管理人:先程、キャプテンの中島くんの話を伺いましたが、自分の言葉で話そうとする姿勢はなかなか立派だと思いました。先生から見て、彼のキャプテンシーはいかがですか。
小澤部長:強いリーダーシップがあって、キャッチャーとしてもバッターとしても、練習でもゲームでもチームを引っ張っている存在ですね。高いキャプテンシーがあると思います。

管理人:チームの目標はベスト8ということですが...
小澤部長:優勝を実際に狙えるチームというのはある程度限られますから、現実的な目標だと言えるでしょうね。

 
管理人:期待している選手についてお聞かせ下さい。
小澤部長:ピッチャーでは角(太貴)が一番成長しましたね。スピードも最もあります。彼が中心になって夏を戦うことになろうと思います。

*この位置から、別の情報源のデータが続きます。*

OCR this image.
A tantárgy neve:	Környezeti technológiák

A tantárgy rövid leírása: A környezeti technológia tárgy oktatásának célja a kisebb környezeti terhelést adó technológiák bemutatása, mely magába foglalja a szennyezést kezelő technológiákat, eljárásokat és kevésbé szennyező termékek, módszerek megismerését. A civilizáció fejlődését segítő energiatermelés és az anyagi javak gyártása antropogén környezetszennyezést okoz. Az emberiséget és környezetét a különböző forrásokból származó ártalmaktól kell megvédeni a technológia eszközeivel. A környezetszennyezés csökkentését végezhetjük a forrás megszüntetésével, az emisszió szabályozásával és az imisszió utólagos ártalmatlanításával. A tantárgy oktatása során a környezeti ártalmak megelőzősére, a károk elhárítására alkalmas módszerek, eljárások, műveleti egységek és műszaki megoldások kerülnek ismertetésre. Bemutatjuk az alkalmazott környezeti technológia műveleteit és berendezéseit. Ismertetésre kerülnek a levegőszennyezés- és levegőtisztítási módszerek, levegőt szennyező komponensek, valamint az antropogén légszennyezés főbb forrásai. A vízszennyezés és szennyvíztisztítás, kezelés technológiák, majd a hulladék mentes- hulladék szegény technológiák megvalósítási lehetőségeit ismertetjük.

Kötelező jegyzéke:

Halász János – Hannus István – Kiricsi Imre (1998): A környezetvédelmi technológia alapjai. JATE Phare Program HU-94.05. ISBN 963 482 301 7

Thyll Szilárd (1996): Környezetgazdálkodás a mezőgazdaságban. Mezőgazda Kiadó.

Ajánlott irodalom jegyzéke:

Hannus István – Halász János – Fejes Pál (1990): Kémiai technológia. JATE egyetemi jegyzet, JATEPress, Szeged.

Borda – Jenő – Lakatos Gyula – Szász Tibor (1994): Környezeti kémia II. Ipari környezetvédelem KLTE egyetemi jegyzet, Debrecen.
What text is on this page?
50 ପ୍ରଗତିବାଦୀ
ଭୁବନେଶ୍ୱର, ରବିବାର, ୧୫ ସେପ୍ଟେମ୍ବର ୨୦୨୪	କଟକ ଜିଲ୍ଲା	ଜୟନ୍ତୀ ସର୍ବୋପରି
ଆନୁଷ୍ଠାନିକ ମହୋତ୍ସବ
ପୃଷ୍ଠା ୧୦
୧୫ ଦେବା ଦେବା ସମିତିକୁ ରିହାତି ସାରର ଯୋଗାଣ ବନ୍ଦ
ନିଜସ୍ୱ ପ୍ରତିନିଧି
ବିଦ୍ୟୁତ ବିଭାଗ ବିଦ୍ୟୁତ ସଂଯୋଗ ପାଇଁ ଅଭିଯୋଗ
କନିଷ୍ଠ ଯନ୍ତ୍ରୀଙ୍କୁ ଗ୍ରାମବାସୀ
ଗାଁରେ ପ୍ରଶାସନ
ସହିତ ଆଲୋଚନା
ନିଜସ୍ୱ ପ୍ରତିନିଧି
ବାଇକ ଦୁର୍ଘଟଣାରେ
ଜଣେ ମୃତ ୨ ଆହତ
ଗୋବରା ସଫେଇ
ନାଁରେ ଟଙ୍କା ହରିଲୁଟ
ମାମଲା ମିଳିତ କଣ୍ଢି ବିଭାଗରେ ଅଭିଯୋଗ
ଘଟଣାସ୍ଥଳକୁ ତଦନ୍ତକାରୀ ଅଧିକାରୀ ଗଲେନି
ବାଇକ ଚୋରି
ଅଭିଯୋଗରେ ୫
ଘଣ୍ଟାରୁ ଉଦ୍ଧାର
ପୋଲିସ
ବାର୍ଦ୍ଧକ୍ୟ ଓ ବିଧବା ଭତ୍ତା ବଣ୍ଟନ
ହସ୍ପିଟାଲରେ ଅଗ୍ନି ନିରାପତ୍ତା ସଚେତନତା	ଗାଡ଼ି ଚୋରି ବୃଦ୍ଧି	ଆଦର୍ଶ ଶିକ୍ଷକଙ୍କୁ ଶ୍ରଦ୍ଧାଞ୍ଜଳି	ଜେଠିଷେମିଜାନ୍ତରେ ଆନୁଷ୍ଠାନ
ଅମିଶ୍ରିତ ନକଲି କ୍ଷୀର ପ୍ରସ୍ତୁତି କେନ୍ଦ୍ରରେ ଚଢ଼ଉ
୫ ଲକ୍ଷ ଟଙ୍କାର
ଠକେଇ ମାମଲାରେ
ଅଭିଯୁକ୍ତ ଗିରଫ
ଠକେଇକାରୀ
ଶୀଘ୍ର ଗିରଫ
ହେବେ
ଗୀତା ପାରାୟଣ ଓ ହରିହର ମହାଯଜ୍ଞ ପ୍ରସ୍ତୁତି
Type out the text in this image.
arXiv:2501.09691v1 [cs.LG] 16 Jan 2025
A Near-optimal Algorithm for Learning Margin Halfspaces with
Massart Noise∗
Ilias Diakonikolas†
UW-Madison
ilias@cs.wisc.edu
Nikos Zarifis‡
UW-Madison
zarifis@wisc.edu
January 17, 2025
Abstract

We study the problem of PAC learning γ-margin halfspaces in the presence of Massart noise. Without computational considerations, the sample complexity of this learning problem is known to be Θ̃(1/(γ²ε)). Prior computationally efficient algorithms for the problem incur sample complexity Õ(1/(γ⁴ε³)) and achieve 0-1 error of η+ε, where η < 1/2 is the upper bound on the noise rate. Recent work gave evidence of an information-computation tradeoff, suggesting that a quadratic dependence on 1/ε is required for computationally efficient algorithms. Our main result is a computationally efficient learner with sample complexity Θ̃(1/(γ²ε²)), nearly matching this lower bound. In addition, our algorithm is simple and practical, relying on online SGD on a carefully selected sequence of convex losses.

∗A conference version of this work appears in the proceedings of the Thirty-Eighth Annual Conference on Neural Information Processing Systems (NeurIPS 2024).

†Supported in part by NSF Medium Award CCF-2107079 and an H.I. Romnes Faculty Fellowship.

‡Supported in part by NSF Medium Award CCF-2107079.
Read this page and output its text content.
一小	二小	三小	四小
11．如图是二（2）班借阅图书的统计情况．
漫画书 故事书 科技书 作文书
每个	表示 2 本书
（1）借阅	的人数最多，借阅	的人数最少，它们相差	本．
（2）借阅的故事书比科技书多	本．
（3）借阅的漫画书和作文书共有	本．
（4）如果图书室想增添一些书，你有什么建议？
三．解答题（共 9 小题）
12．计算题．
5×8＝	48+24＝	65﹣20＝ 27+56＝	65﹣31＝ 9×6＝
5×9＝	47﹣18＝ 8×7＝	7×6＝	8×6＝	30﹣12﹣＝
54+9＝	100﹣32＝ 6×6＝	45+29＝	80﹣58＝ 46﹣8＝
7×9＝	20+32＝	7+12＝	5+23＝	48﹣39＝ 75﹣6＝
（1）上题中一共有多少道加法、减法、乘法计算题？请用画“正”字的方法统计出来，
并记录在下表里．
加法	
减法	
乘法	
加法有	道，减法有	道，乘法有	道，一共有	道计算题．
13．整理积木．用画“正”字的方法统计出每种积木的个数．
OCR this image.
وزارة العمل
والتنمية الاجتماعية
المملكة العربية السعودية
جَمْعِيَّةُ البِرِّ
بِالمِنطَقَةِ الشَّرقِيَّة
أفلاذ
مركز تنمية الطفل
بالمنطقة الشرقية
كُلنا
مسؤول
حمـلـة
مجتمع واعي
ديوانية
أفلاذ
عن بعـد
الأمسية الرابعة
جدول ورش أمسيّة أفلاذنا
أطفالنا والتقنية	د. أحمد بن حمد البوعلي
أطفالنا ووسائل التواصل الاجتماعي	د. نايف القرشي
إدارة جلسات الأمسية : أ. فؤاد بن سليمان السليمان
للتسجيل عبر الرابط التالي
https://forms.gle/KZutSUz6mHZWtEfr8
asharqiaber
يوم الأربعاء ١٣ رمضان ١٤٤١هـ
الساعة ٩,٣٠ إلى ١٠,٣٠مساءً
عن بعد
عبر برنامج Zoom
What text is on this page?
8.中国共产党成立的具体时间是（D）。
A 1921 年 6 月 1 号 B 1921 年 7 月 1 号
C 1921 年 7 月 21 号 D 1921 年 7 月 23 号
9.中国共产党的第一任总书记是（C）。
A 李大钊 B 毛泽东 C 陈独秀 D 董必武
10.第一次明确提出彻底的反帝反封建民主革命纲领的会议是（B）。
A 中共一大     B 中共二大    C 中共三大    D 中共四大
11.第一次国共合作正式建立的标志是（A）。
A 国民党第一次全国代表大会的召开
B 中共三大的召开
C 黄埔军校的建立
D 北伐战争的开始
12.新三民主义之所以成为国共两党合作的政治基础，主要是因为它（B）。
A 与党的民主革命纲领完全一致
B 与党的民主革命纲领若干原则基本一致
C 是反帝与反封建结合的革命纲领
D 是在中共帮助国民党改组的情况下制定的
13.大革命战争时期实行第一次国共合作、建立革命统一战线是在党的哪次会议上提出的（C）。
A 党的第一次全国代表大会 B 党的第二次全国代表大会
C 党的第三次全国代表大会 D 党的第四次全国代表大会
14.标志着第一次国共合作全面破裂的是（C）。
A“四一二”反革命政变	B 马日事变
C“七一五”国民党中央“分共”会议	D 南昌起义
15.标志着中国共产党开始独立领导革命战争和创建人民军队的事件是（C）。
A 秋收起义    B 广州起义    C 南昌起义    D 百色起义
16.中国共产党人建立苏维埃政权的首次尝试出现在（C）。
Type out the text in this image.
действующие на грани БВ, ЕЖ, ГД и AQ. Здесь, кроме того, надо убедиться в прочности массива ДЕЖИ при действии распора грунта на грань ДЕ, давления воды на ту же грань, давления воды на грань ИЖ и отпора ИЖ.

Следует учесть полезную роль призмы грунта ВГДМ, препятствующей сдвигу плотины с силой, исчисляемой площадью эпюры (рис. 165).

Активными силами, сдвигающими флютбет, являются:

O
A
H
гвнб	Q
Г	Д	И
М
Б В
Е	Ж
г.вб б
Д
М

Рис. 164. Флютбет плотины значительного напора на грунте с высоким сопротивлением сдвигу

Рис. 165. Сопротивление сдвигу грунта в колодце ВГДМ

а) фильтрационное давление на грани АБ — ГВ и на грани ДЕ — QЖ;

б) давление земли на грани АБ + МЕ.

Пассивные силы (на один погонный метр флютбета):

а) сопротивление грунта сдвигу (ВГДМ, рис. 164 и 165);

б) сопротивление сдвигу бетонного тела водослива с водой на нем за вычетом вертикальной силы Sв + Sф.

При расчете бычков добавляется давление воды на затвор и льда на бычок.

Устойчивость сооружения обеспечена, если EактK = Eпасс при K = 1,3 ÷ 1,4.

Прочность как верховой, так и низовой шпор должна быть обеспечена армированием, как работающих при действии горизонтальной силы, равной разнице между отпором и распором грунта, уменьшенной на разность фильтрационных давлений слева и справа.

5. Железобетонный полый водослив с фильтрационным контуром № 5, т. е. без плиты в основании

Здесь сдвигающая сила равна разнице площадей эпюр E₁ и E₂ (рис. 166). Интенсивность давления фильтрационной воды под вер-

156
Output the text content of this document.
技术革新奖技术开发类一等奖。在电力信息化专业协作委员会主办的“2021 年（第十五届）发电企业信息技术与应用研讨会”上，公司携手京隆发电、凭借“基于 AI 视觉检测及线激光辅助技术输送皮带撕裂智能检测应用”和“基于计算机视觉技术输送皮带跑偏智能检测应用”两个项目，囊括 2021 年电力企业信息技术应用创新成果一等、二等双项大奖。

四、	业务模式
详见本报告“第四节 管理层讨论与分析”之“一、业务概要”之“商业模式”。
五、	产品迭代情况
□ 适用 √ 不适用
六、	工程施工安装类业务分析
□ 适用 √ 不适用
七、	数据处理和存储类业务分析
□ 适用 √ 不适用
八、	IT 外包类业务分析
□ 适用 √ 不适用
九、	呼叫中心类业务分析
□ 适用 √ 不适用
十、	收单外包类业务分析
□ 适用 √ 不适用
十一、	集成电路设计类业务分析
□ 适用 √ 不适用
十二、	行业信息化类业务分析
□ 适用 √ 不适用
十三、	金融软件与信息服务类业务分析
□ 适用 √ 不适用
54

あと、レギュラーではありませんが、副主将の原田(拓人)は声を出して、チームに元気を与える存在なので、雰囲気を盛り上げてもらいたいですね。

管理人:最後に、今年のチームに対する期待をお願いします。
小澤部長:個々の能力はそれほど高くありませんが、まとまりのよいチームです。何とか夏までにいい流れを作って、成長してもらいたいと思います。

管理人:ありがとうございました。
 




6/10鶴北戦から
 
結果は6−5で北陵の勝利。

が、この時期の練習試合の勝ち負けにそれほど大きな意味はないとも考えられる。

積年の慣れからか、北陵がバントを採用し、鶴嶺が「ここはスクイズかな?」という場面でバントをしなかったことに、ちょっとした衝撃を覚えたことはお伝えしておこう。
  
  
 
毎年、この鶴嶺対北陵が行われる日は夏の大会の抽選日と重なるので、両チームともキャプテン不在。

また、北陵のエース角くんが故障のため投げられず、チームが仕上がった状態ではないこともあるので、この試合を以って判断出来ないところもあるが、鶴嶺2番手で投げた柿澤くん(2年)はなかなか面白い存在かと。

夏の大会でも加部くんと両輪で勝利を掴んで欲しいと願います。